The human brain operates on approximately 20 watts of power, a constraint that has fundamentally shaped its evolution. Energy (E) is a regularizer.

5.1 Sparse Coding: Multiple Benefits from One Constraint

Energy considerations favor sparse representations: representing information with 5-10% of neurons active rather than 50-100% directly reduces spike count and thus metabolic cost. The work of Olshausen & Field, 1996 on sparse coding in visual cortex demonstrated that neurons optimized to efficiently encode natural images develop receptive fields matching V1 simple cells.

ALERM adds temporal and dynamical dimensions to this classical result. Our PAULA experiments reveal that sparsity provides three distinct benefits from a single architectural constraint:

Metabolic efficiency. With only 5–10% of neurons active at any moment, spike count collapses and so does the energetic cost of representation.
Memory capacity. Sparse activation patterns share fewer active units, minimizing crosstalk between stored memories.
Dynamical stability. PAULA ablations show that dense connectivity prevents homeostatic equilibrium: activity propagates globally and drowns out the local negative-feedback loops that carve stable attractor basins.

Beyond classical energy efficiency, sparse coding provides critical functional advantages. As Amit & Treves (1989) established, sparse activations reduce pattern interference, increasing memory capacity. More fundamentally, as demonstrated in our PAULA experiments, sparse connectivity is essential for dynamical stability. Dense coupling prevents homeostatic equilibrium, drowning out the local negative feedback loops required to form stable attractors.

5.2 Temporal Coding: Information Efficiency

Rate coding represents information in spike count (e.g., 10 spikes vs. 20 spikes). Temporal coding represents information in spike timing (e.g., spike at 10ms vs. 20ms). Time-to-first-spike (TTFS) coding demonstrates that most information can be carried by the timing of the first spike, with subsequent spikes providing refinement.

PAULA's recall dynamics exhibit TTFS-like efficiency. Correct answers appear in the top-3 hypotheses rapidly (16.8 ticks average), with full confidence (top-1 decision) requiring additional time (24.9 ticks). This 48% speedup for rough answers demonstrates temporal coding efficiency: fast decisions based on first-spike equivalent information, with slower deliberation for precision.

The R ↔ E link connects the cost of computation to the quality of the result. "Thinking harder" (longer recall time) costs more energy. The system must balance the metabolic cost of spiking against the need for accuracy.

Diagram showing the relationship between Learning and Energy — Figure 6: Learning & Energy (L ↔ E) - Metabolic constraints on plasticity.

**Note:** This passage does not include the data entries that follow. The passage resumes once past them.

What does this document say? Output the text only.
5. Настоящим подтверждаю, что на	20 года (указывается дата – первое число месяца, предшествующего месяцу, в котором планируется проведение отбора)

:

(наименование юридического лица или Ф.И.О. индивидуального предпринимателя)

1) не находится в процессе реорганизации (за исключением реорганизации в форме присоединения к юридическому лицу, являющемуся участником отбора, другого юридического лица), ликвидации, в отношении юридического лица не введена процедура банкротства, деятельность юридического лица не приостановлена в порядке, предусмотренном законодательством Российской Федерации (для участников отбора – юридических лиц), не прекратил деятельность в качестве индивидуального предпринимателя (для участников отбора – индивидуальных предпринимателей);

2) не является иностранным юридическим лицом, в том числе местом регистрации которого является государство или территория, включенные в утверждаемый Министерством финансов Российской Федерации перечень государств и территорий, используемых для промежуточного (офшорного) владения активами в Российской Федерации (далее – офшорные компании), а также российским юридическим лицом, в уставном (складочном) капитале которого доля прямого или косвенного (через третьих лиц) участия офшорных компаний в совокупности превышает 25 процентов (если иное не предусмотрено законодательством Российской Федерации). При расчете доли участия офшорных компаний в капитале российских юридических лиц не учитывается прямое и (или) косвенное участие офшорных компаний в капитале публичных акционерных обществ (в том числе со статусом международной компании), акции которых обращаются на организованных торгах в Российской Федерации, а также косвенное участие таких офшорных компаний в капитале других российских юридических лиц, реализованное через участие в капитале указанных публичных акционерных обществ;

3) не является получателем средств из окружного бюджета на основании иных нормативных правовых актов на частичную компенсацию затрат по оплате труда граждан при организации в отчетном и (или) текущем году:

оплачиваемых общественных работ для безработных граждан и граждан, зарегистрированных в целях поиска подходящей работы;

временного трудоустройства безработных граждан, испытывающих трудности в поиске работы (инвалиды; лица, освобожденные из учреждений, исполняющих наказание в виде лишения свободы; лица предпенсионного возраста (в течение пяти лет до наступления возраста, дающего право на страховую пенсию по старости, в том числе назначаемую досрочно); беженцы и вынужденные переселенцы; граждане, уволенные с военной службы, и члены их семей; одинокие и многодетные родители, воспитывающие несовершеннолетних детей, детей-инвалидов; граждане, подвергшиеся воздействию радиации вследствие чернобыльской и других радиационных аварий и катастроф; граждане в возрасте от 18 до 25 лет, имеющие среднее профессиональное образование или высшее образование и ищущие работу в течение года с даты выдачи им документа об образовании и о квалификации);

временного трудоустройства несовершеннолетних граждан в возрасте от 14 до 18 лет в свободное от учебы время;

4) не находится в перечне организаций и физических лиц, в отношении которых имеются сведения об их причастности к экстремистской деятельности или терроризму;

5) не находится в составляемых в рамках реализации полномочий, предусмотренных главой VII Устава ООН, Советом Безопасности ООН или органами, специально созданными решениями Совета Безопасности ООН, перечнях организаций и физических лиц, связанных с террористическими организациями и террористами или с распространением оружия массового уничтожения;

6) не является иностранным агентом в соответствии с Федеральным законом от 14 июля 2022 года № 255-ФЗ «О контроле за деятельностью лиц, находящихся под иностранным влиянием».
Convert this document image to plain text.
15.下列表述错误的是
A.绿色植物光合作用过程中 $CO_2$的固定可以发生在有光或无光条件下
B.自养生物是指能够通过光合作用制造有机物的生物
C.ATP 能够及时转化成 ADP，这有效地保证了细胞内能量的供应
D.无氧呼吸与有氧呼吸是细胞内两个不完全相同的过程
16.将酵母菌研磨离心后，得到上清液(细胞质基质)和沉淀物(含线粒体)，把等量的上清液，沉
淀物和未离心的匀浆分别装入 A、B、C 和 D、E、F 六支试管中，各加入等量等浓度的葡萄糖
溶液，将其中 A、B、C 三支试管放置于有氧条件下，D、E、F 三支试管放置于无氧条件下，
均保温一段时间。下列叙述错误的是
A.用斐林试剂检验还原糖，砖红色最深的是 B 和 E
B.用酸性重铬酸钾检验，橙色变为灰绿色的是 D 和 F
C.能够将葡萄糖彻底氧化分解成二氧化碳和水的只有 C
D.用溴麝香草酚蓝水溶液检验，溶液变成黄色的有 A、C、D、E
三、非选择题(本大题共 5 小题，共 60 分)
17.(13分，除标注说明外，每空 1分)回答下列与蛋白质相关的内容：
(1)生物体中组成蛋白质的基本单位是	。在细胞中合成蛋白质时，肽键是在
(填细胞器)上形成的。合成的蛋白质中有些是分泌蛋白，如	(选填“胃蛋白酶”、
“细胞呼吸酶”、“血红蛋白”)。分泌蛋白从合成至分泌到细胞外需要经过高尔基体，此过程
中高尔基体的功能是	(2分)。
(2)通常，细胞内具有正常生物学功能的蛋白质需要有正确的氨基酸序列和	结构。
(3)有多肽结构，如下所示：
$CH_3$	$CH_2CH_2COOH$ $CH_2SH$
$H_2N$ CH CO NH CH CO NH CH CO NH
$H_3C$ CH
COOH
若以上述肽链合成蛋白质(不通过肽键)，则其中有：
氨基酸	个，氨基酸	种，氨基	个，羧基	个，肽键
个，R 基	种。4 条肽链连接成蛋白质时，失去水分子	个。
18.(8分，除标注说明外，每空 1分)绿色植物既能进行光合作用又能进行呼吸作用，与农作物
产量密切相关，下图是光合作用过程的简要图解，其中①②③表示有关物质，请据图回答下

6. Mathematical Formalization of the ALERM Framework

The ALERM framework formalizes the physical constraints governing self-organizing, biologically-plausible artificial intelligence. It views biological constraints, such as metabolic limits, spatial wiring limits, and temporal delays as necessary generative regularizers for intelligence.

Components' Equilibrium

The framework consists of 5 continuously interacting (morphing) components striving for thermodynamic equilibrium:

A (Architecture): The physical maximum capacity of the spatiotemporal graph \( G(V, E, d) \). It acts as the Markov Blanket.
L (Learning): The continuous differential update to the network's topology over time.
E (Energy): The strict metabolic budget bounding the entire system, penalizing both spatial density and extended temporal processing.
R (Recall): Active inference; the temporal integration process (ticks) spent sliding down an attractor basin.
M (Memory): The actively sculpted subset of A (\( M \subseteq A \)); the crystallized limit-cycle pathways.

Variational Free Energy and Scale Invariance

ALERM abandons standard loss functions. Instead, at any arbitrary scale \( k \) (where \( k \) can be a single unit or a sub-network of \( N \) units), the system's sole objective is to minimize its Variational Free Energy \( F^{(k)} \), bounding its surprise given its environment:

\[ F^{(k)}(s, o) = \sum_{i \in k} \left( \underbrace{D_{KL}[q(s_i) || p(s_i)]}_{\text{Complexity}} - \underbrace{\mathbb{E}_{q}[\log p(o_i|s_i)]}_{\text{Accuracy}} \right) \]

Where \( o_i \) are sensory observations, \( s_i \) is the internal temporal state (spikes traversing delays), and \( q(s_i) \) is the current internal representation (active attractor basin).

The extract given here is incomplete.